Posted on 20 Jan 2016 by Jonny Williamson

Sheffield Forgemasters has said that it will be cutting up to 100 jobs today, swiftly following Tata Steel’s confirmation on Monday that 1,050 jobs were to be cut.

Sheffield Forgemasters cites slowing global economic growth, reduced activity in the oil and gas sector, and plummeting steel prices on the world market as contributing factors leading to this business “restructure”.

Sheffield Forgemasters 2The company also highlights “acute pricing pressure” from international competitors combined with high UK energy costs as key factors, adding that it remains focused on “long-term objectives”, despite the “essential redundancies”.

Chairman, Tony Pedder commented: “The storm clouds which seem to gather periodically over the steel and steel-related sectors are once again evident.

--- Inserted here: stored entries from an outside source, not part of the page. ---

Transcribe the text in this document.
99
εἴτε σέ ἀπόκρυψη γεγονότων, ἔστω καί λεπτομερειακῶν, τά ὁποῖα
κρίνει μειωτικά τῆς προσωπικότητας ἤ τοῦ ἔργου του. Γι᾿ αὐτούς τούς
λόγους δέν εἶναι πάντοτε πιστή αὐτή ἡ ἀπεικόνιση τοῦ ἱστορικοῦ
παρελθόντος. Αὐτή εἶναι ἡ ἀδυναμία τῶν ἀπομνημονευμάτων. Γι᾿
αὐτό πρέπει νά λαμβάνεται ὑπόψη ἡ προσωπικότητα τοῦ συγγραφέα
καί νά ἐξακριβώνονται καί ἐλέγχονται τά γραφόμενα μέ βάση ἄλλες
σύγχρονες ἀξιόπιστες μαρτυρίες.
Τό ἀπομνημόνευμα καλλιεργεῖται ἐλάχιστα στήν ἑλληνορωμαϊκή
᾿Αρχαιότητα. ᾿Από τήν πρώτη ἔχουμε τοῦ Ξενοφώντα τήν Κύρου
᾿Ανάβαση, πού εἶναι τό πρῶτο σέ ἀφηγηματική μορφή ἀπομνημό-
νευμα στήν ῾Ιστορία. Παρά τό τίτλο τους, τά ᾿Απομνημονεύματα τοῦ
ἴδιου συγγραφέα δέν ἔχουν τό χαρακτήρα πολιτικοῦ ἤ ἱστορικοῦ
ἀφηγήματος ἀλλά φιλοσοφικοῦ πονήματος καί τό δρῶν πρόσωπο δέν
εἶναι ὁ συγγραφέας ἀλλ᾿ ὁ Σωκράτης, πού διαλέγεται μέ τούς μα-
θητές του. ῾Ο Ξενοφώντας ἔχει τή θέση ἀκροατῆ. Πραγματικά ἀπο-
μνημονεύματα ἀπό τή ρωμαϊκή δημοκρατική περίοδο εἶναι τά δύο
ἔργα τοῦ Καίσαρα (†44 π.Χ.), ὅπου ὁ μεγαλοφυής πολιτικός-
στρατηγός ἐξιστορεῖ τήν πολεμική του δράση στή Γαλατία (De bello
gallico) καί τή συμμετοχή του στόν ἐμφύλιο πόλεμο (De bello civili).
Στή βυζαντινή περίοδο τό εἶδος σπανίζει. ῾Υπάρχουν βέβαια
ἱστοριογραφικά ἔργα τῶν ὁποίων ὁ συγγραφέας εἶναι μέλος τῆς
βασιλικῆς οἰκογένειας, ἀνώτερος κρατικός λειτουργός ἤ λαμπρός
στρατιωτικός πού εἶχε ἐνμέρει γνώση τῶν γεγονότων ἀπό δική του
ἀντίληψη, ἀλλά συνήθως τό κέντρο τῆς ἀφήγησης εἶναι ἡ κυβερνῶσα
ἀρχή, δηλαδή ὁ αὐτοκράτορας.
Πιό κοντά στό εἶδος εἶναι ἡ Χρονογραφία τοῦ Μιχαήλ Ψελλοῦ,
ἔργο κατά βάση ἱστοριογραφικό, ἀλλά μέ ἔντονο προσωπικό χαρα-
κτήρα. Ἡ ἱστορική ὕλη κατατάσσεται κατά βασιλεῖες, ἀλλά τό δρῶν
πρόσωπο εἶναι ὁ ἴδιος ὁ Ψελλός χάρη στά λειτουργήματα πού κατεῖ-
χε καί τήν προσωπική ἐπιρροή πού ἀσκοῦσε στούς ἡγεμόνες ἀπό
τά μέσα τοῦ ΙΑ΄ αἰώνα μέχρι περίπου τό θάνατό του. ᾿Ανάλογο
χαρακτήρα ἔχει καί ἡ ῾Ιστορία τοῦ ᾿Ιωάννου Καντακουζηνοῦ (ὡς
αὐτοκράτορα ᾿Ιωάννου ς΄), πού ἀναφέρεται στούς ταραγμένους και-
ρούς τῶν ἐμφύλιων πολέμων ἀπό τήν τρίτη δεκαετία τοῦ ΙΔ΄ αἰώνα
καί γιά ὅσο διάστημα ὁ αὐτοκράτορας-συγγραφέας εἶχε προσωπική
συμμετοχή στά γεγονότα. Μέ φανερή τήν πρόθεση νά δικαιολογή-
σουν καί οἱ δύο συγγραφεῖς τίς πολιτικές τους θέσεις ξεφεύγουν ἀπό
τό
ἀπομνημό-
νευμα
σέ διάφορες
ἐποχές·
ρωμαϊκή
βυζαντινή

“Of particular concern has been reduced activity in the traditional oil and gas sector with oil prices down to a level that is deferring much potential new investment.

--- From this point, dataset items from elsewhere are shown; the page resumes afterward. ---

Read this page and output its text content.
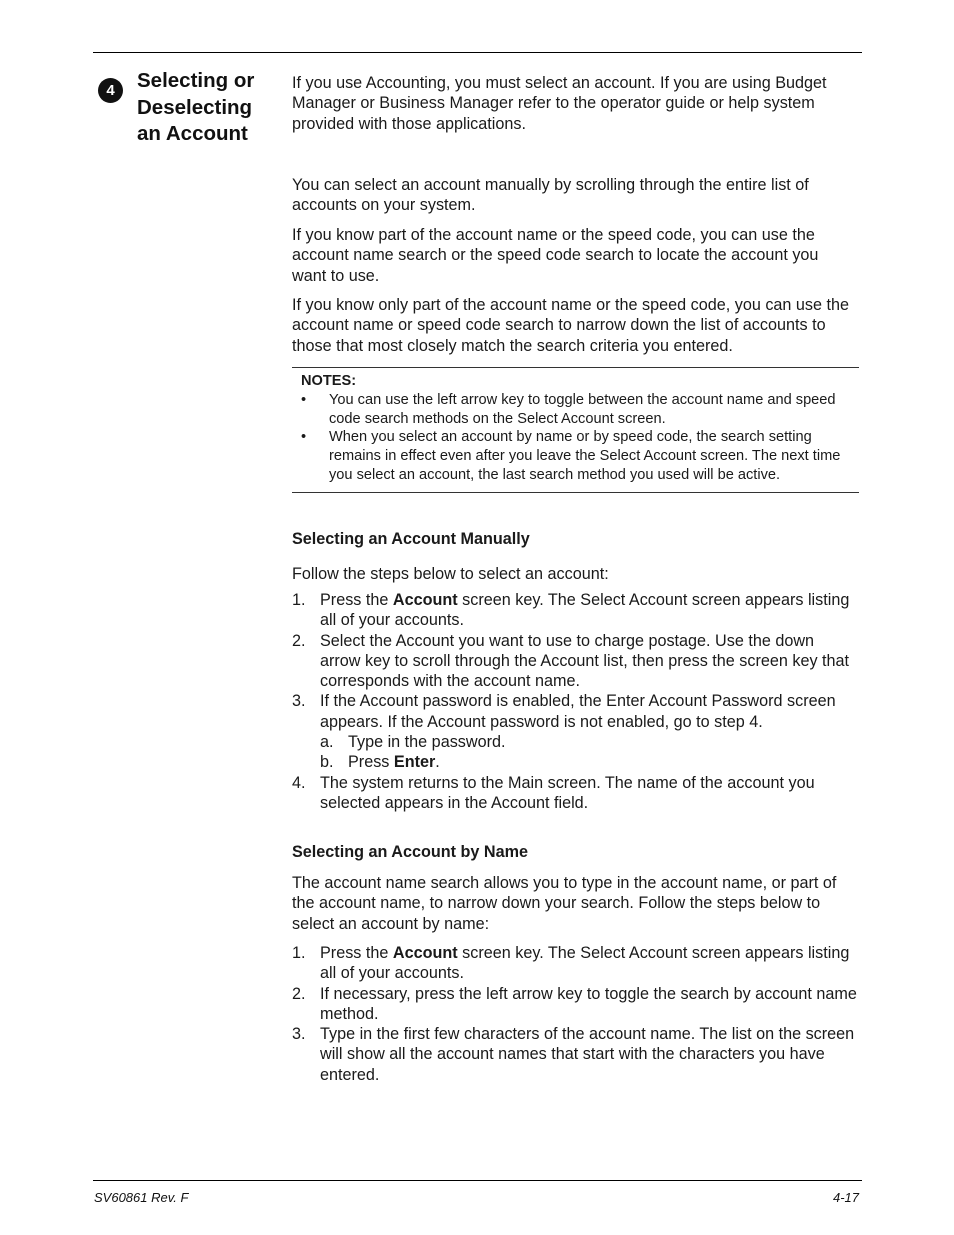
4	Selecting or
Deselecting
an Account

If you use Accounting, you must select an account. If you are using Budget Manager or Business Manager refer to the operator guide or help system provided with those applications.

You can select an account manually by scrolling through the entire list of accounts on your system.

If you know part of the account name or the speed code, you can use the account name search or the speed code search to locate the account you want to use.

If you know only part of the account name or the speed code, you can use the account name or speed code search to narrow down the list of accounts to those that most closely match the search criteria you entered.

NOTES:
• You can use the left arrow key to toggle between the account name and speed code search methods on the Select Account screen.
• When you select an account by name or by speed code, the search setting remains in effect even after you leave the Select Account screen. The next time you select an account, the last search method you used will be active.
Selecting an Account Manually

Follow the steps below to select an account:

1. Press the Account screen key. The Select Account screen appears listing all of your accounts.
2. Select the Account you want to use to charge postage. Use the down arrow key to scroll through the Account list, then press the screen key that corresponds with the account name.
3. If the Account password is enabled, the Enter Account Password screen appears. If the Account password is not enabled, go to step 4.
a. Type in the password.
b. Press Enter.
4. The system returns to the Main screen. The name of the account you selected appears in the Account field.
Selecting an Account by Name

The account name search allows you to type in the account name, or part of the account name, to narrow down your search. Follow the steps below to select an account by name:

1. Press the Account screen key. The Select Account screen appears listing all of your accounts.
2. If necessary, press the left arrow key to toggle the search by account name method.
3. Type in the first few characters of the account name. The list on the screen will show all the account names that start with the characters you have entered.
SV60861 Rev. F	4-17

“This combined with a slowing of global economic growth has led to a scarcity of orders for our engineering products and an international collapse in steel prices, affecting our ingot and bar sales.”

With Sheffield Forgemasters also announcing a loss of £9.4m for the financial year 2014, chief executive, Dr Graham Honeyman noted: “This is undoubtedly a long period of industry contraction with major recovery seemingly still some way in the future.”

He added: “It is unfortunate that we have had to announce redundancy plans, but these are to preserve the majority of jobs here in Sheffield and are very much viewed as a short-term necessity.

“We anticipate retirements and voluntary redundancies will make up part of the process. with an emphasis on relocation within the company where applicable.”

Founded more than 200 years ago, Sheffield Forgemasters has an almost 800-strong workforce.

Gareth Stace, new director, UK Steel.
Gareth Stace, director, UK Steel.

Commentating on today’s announcement, director of UK Steel, Gareth Stace said: “Sheffield Forgemasters is at the forefront of cutting-edge design and engineering, and is a global leader in supplying critical components into the nuclear market around the world.

“These significant job losses for the company highlight that there isn’t an area of steel that is off limits to the mix of extreme pressures the sector is facing. Government continues to claim that manufacturing is the back bone of the UK economy and it must therefore act to ensure no further highly skilled jobs are lost.

Stace continued: “Furthermore, it is deeply concerning that the new nuclear site, planned at Hinkley Point will not be mandated to use British steel. Government cannot afford to let up on ensuring that all major procurement projects, from nuclear sites to tidal barrages and airports, all use British steel.

“The Government’s review of business rates could significantly reduce the multi million pound bill plants have to pay and this action must take place now, before further jobs are lost. Government is also wrong to say there is nothing that they can do about price of steel – a major cause of problem is Chinese dumping.

“A concerted effort by Government working in Brussels and Beijing can even now have a critical and positive impact.”